Briefing Notes, 3 November 2009
This is a summary of what was said by UNHCR spokesperson Andrej Mahecic – to whom quoted text may be attributed – at the press briefing, on 3 November 2009, at the Palais des Nations in Geneva.
UNHCR has airlifted emergency relief items from South Africa to Angola to help alleviate the plight of tens of thousands of Angolans who were expelled from the Democratic Republic of the Congo last month.
The Boeing 747 from Johannesburg arrived in the Angolan capital Luanda early Saturday evening carrying 2,250 tents, 5,000 sleeping mats, and 4,000 blankets, as well as one as one prefabricated warehouse. The supplies were released from the UNHCR regional stockpile in Durban in response to a request from the Angolan government. In Luanda the items were immediately loaded onto army planes provided by the government of Angola to be sent to Uige and Zaire provinces in northern Angola bordering DRC.
According to Angolan authorities, the number of Angolans who were expelled plus those who came back of their own accord in the wake of the expulsions now totals 50,000. Most of those expelled had refugee status in the DRC. Many were not even given any opportunity to collect their personal belongings before being forced back to Angola.
They are now living in extremely difficult conditions. In one place visited by UNHCR last week, Kitumu in Uige province, we found some 500 people sleeping on the cement floor of an old school building without sleeping mats or mattresses. The returnees' stress is exacerbated because many became separated from family members during the expulsions.
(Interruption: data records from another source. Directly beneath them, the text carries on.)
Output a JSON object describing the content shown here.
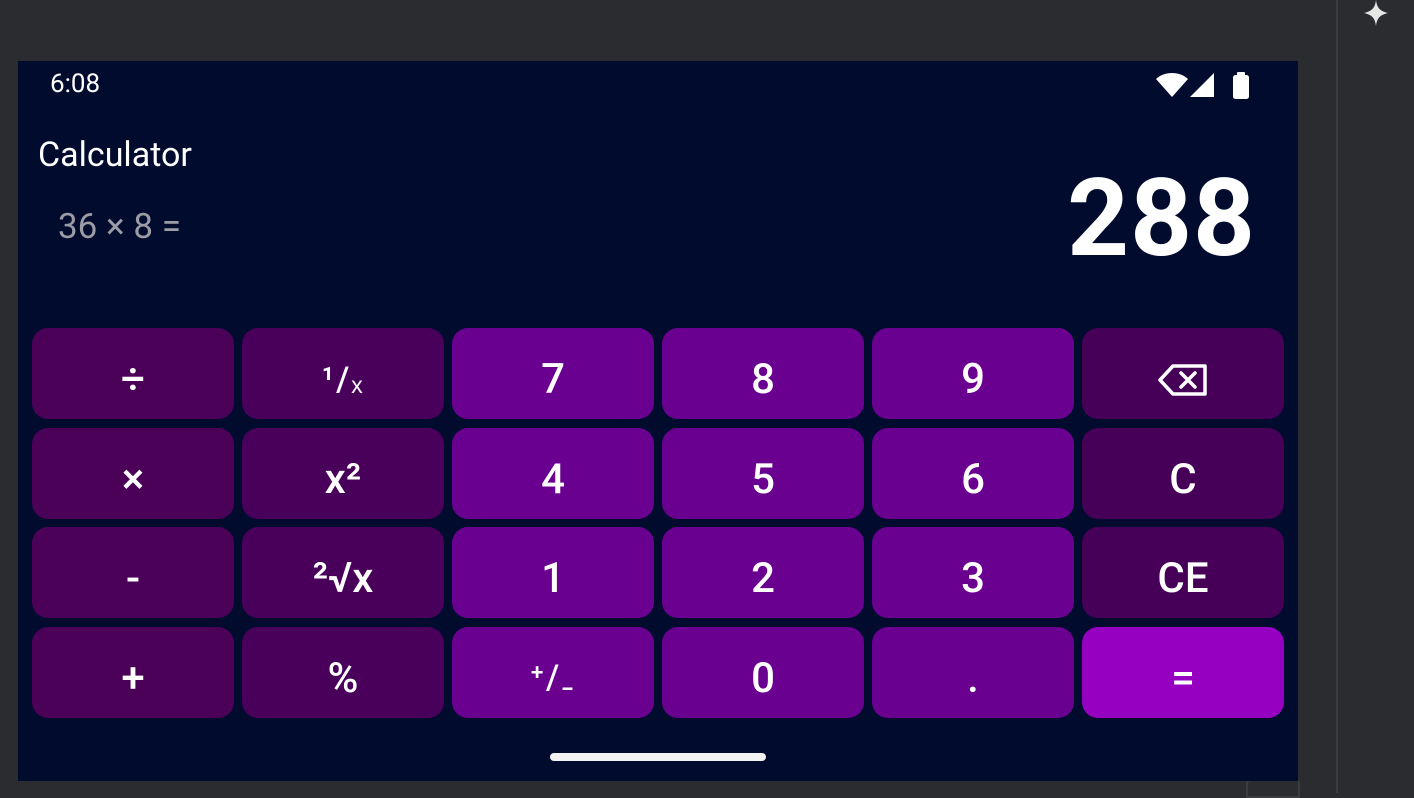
{
  "status_bar": {
    "time": "6:08",
    "icons": [
      "wifi-icon",
      "cellular-signal-icon",
      "battery-icon"
    ]
  },
  "app": {
    "title": "Calculator"
  },
  "display": {
    "expression": "36 × 8 =",
    "result": "288"
  },
  "keypad": {
    "rows": [
      [
        {
          "label": "÷",
          "type": "op"
        },
        {
          "label": "¹/ₓ",
          "type": "fn"
        },
        {
          "label": "7",
          "type": "num"
        },
        {
          "label": "8",
          "type": "num"
        },
        {
          "label": "9",
          "type": "num"
        },
        {
          "label": "",
          "icon": "backspace-icon",
          "type": "ctl"
        }
      ],
      [
        {
          "label": "×",
          "type": "op"
        },
        {
          "label": "x²",
          "type": "fn"
        },
        {
          "label": "4",
          "type": "num"
        },
        {
          "label": "5",
          "type": "num"
        },
        {
          "label": "6",
          "type": "num"
        },
        {
          "label": "C",
          "type": "ctl"
        }
      ],
      [
        {
          "label": "-",
          "type": "op"
        },
        {
          "label": "²√x",
          "type": "fn"
        },
        {
          "label": "1",
          "type": "num"
        },
        {
          "label": "2",
          "type": "num"
        },
        {
          "label": "3",
          "type": "num"
        },
        {
          "label": "CE",
          "type": "ctl"
        }
      ],
      [
        {
          "label": "+",
          "type": "op"
        },
        {
          "label": "%",
          "type": "fn"
        },
        {
          "label": "⁺/₋",
          "type": "num"
        },
        {
          "label": "0",
          "type": "num"
        },
        {
          "label": ".",
          "type": "num"
        },
        {
          "label": "=",
          "type": "eq"
        }
      ]
    ]
  },
  "colors": {
    "background": "#000b2e",
    "operator_key": "#4b0158",
    "function_key": "#48005b",
    "number_key": "#6a0090",
    "control_key": "#460057",
    "equals_key": "#9600c0",
    "expression_text": "#9c9ca6",
    "text": "#ffffff"
  }
}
Similarly, UNHCR found that some 30,000 forcibly-returned Angolans in the Mbaza Congo area of Zaire province needed shelter, water, medication and food when we visited them three weeks ago. In response to their needs, we gave them blankets and soap from our stocks in Luanda and we are working with other UN agencies in Angola, the International Organization for Migration, the national Red Cross and various NGOs to provide them further emergency relief.
Before the expulsions, UNHCR was already helping prepare the return of those Angolans who wished to return home. UNHCR now looks forward to working with the Angolan and DRC governments to arrange a safe and dignified repatriation of Angolan refugees to their homeland. At the end of September, there were still 111,000 refugees registered in DRC and a further 40,000 in Zambia, South Africa, the Republic of Congo and Namibia.